Dear friends — Another month in that academic year that feels like a decade known as 2020-2021 lumbers on. How is it possible for time to fly AND crawl? No idea. But that’s how it feels. Too fast and too slow.

I am now onto Book 3 of Proust’s autobiographical novel-giant A la Recherche du Temps Perdu. It’s the perfect read for this weird moment, at least for me. Marcel, the hero, is an only child, who grows up in an urban center, living on the edge of the wealthy and aristocratic, but not actually IN it. I totally relate, because that was my childhood and early adolescence too. The other thing that’s interesting about A la Recherche is the relationship between the things depicted and the readership. The first volume of the 7 book opus appeared before World War I, but the rest of the book was delayed, appearing after the war. So, although the delay was slight, the first readers of Proust were experiencing the bulk of the book AFTER the cataclysm of the war. I just finished a particularly weird section where a friend of Marcel’s talks about the “art of war” to a group of enthusiastic and high-toned soldiers. How bizarre it must have been to read that section after the carnage of the actual war.
I wonder how we will “read” the books and films and tv shows and podcasts that circulated before Covid 19. How will we react to depictions of crowds at ballgames, bar mitzvahs, iftars, and birthdays? And what stories about travel? About poverty? About farming? About water? Are Black writers and Black artists going to get the cred and the cash they merit? What about finally doing the Reparations Project? What about Asian Americans and the resurgence of hatred so many of my friends and acquaintances face? A Latinx friend shared recently that they are sometimes mistaken for the cleaning crew when they enter a building.

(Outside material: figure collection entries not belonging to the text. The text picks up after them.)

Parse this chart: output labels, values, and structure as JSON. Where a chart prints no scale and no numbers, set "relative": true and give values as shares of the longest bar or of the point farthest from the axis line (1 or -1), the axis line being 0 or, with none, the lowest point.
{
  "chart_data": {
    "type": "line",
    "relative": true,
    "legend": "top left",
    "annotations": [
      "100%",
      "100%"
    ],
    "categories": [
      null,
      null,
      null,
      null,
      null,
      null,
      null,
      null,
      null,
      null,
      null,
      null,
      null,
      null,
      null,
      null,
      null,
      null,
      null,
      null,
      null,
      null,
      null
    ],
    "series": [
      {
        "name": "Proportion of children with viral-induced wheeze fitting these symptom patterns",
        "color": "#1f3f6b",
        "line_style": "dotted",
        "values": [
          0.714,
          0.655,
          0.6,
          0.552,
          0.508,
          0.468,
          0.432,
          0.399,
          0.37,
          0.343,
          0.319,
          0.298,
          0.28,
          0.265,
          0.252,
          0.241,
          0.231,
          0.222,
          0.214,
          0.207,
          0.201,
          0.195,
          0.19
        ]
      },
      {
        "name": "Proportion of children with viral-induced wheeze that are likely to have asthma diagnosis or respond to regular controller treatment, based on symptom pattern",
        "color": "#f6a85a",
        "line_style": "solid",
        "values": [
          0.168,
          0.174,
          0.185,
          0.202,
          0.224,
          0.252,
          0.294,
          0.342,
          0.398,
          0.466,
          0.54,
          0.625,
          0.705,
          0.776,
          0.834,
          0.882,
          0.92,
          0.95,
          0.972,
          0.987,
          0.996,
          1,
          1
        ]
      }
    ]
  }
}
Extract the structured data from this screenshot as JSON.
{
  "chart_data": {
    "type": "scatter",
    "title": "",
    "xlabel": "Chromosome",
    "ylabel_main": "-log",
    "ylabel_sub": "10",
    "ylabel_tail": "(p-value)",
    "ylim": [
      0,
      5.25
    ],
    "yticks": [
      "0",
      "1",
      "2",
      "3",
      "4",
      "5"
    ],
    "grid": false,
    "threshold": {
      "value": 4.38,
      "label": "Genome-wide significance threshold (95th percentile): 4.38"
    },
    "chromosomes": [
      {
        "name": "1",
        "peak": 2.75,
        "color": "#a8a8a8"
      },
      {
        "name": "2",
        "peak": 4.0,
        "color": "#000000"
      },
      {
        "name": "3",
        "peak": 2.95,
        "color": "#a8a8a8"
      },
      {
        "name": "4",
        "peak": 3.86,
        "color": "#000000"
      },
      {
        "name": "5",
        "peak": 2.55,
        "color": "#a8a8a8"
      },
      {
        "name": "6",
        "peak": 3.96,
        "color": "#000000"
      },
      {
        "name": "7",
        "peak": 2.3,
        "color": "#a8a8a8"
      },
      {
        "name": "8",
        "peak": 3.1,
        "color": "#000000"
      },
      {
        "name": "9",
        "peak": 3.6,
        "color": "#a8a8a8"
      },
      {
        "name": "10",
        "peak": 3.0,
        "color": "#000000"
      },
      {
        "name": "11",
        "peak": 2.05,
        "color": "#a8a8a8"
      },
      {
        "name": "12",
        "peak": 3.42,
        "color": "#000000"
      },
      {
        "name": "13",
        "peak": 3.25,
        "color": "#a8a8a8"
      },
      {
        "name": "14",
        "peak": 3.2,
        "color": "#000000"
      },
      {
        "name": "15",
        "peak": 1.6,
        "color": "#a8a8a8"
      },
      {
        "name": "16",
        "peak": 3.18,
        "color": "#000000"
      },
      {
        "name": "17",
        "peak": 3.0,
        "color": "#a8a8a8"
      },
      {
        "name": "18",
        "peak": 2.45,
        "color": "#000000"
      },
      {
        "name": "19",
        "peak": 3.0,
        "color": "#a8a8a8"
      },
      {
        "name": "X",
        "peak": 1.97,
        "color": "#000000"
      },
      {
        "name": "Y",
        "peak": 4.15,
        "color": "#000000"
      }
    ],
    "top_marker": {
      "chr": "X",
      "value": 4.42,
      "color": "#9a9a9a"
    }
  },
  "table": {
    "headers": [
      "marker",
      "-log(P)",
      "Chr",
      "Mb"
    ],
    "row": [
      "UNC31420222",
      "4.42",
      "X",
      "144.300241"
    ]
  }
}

So much feels like it needs to change. White people, in particular.
What am I writing? I’m working on a poetry collection, and just recently I’ve started thinking again about a prequel to the Puppet Turners novel. I’ve attempted it a couple of times, but haven’t worked out the focus. I feel like I’m getting ready to try again. Readers have been generous in their positive reactions to my Narrow Interior novellette Rescue Plan and have asked “Who is that woman in the grey dress?” That question is answered partially in The Puppet Turners, but there is more to that story… in particular how a secret religion got started in the first place. I’ve done some writing on that question, and am gearing up to try again. I’m also thinking about a journalist at a local paper in Narrow Interior, and the mysteries that that journalist, who only works part-time (after all, this is a small paper), might uncover.
One of my teachers urged us to find something positive in every day. Another teaching text, Crash Landing on You, recommends “finding the small happiness.” I try to do this. Sometimes I manage it.
Wishing you all health and an abundance of stories — long and short.

So glad we’ve crossed paths.Bravo on picking up Proust. I would, too, but I have to take all my other overdue books back to the library! LOL
Thanks for reading and commenting! so glad we know each other!